Update the status page to Resolved:

Resolved - Service Name
This incident is resolved. Service is fully operational as of time UTC.
Duration: X hours Y minutes. Cause: one honest sentence. We will publish a post-incident review within 48 hours.

Post to #incidents with resolution time and who worked it
Post to the incident channel with the resolution summary and a note that the channel will be archived
Schedule the postmortem within 48 hours

T+2 Hours: Customer Email Decision

Send a customer email for:

Any SEV-1 incident
Any SEV-2 incident lasting over 30 minutes

Do not send a customer email for:

Outages under 10 minutes with no confirmed user impact
SEV-3 incidents affecting a small subset of users

See Incident Communication Templates for email copy.

Incident Timeline Log Template

Copy this into the incident channel at the start of every significant incident:

INCIDENT TIMELINE
-----------------
[time] UTC: Alert fired. [Monitor name] confirmed down from [regions].
[time] UTC: Incident opened.
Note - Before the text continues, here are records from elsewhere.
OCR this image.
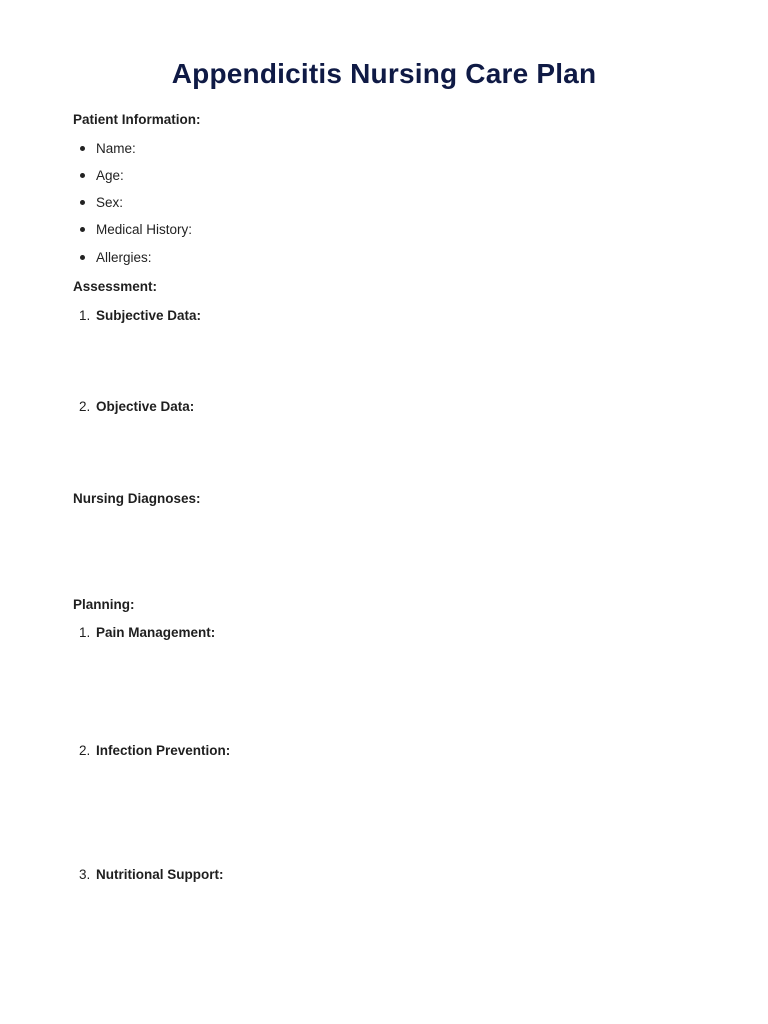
Appendicitis Nursing Care Plan
Patient Information:
Name:
Age:
Sex:
Medical History:
Allergies:
Assessment:
1. Subjective Data:
2. Objective Data:
Nursing Diagnoses:
Planning:
1. Pain Management:
2. Infection Prevention:
3. Nutritional Support:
IC: @name. Severity: SEV-[level].
[time] UTC: Status page updated: Investigating.
[time] UTC: [Action taken / hypothesis tested / finding]
[time] UTC: [Action taken / hypothesis tested / finding]
[time] UTC: Root cause identified: [description]
[time] UTC: Fix deployed: [description]
[time] UTC: Monitoring: watching for recovery.
[time] UTC: Resolved. Recovery confirmed.

Filling this in as the incident progresses takes 10 seconds per entry. Having it saves 2-3 hours of postmortem reconstruction.

After the Incident: 48-Hour Checklist

Postmortem written while details are fresh
Action items assigned with owners and due dates
Customer email sent (if applicable)
Monitoring alert thresholds reviewed - could detection have been faster?
Runbook updated - did anything in this runbook not fit the actual incident?